Besides, the IP Court has also set up a national pool of technical investigation officers for the courts all over the country to share the resources and capacities in terms of technical fact finding, so as to shorten the timeframe in particular where the case involves sophisticated technology issues. The technology-intensive cases as filed with the IP Court can be regarded as a barometer of innovation, and hence the IP Court needs to ensure that the patents for inventions with genuine inventiveness can be granted as soon as possible and protected as claimed in a timely manner, so as to encourage innovation and improve business environment in China. In the meanwhile, the IP Court also provides its judicial protection over cross-category intellectual property on a proportionality basis, i.e. the IP protection intensity shall conform to the inventiveness of the technology at issue.

Justice Luo also said that technology development constantly brings about challenging legal issues and expands the boundaries of law application. Under such circumstance, judges need time and practices to tackle with these upcoming new issues with harmonized thoughts and basic consensus under the general principles of prudence and reasonable tolerance, and ultimately to solve these issues in a step-by-step manner. As regards new technology, new products and new business models, the courts are not supposed to be hasty in coming up with quick solutions, but instead should first conduct in-depth analysis on their very nature to ensure the final law application may promote innovation, fair competition and customer welfare.

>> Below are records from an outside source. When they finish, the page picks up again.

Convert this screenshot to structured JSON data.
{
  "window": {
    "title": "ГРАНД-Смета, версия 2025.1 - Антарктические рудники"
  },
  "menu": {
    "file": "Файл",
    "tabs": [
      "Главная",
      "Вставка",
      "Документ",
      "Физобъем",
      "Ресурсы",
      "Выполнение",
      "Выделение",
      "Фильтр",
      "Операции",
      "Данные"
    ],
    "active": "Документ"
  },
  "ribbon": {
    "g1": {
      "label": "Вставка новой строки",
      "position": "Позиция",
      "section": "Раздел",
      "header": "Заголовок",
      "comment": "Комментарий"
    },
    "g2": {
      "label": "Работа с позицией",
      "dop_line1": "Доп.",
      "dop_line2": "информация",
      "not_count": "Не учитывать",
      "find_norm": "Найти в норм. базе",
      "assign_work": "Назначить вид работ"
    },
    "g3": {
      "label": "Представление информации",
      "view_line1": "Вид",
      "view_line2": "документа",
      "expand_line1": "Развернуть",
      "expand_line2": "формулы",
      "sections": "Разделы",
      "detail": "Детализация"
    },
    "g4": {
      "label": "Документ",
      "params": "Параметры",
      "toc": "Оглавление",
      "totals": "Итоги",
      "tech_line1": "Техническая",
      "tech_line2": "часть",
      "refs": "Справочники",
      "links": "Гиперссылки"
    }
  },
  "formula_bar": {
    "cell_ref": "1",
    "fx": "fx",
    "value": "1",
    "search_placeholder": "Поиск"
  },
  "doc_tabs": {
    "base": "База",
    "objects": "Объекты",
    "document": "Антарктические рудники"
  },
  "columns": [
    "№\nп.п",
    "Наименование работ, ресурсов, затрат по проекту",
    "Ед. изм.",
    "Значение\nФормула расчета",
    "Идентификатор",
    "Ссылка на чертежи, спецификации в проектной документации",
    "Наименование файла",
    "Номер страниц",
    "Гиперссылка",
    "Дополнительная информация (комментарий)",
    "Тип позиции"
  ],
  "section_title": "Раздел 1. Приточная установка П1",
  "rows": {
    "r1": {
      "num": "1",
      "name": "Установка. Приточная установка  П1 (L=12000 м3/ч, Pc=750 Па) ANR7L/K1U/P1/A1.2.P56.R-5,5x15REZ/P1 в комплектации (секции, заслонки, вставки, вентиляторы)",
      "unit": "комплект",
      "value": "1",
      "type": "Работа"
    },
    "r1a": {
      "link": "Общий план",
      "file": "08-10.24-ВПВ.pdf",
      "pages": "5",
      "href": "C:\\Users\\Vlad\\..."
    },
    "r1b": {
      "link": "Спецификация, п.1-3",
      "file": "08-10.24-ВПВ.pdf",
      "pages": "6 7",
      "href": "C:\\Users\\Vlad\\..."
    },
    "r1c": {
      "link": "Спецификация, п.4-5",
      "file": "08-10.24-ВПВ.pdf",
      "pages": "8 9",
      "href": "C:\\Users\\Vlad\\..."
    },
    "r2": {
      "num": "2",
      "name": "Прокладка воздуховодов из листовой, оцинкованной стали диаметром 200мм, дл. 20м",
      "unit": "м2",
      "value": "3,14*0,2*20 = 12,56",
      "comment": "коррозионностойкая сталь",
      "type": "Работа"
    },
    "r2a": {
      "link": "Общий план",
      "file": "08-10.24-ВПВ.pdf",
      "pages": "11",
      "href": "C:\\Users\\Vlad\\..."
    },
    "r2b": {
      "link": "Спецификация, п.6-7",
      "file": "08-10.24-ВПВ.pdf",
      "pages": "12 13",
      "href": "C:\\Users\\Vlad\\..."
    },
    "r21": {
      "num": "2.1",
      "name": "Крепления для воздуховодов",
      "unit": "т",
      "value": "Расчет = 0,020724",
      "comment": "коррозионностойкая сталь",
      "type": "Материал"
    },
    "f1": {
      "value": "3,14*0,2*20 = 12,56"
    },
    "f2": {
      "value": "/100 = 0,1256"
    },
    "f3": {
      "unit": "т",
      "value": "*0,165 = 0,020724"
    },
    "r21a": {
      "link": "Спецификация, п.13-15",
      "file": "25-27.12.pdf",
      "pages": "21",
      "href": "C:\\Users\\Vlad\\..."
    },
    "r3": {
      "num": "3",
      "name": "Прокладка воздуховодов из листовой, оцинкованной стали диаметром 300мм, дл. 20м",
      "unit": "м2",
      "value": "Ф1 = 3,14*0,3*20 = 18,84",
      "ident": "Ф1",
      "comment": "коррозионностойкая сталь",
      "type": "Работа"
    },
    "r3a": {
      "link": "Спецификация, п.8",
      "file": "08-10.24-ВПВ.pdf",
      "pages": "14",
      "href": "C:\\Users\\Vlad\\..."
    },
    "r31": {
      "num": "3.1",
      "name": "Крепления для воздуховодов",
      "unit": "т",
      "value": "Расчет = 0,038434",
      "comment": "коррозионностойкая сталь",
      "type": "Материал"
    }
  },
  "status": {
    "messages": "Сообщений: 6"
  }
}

Justice Luo stressed that the IP Court will focus its efforts on further improving IP protection efficiency, innovation of adjudicative rules, and enhancement of damages to deal with the cases involving core technology of the enterprises in particular in the sectors concerning pharmaceuticals, telecommunication, animal genes, smart keyboard-input method, computer software, etc. He also mentioned that the IP Court's exploratory hearing of an appeal on interlocutory judgment well established the system to parallelize interlocutory judgment and injunctive relief, which is also the IP Court's kick-off case, i.e. Valeo v. Lukasi et al, as gaveled by Justice Luo himself and co-heard by his fellow judges in the collegial panel upon the establishment of the IP Court.

As introduced by Justice Luo, there are totally 32 high courts and 44 intermediate courts across China to hear technology-intensive IP cases of first instance. In accordance with the decision of the Standing Committee of the National People's Congress, the IP Court has the jurisdiction over two general types of cases, i.e. civil cases and administrative cases, either of which covers all disputes arising out of technology-related intellectual property ranging from patent, plant variety and integrated circuit layout to technical secret and computer software as well as antitrust disputes, which actually refer to almost all types of IP cases except for trademark cases. Such a jurisdictional structure has laid the foundation for coordinating and harmonizing civil judgments and administrative ones in technology-intensive IP cases.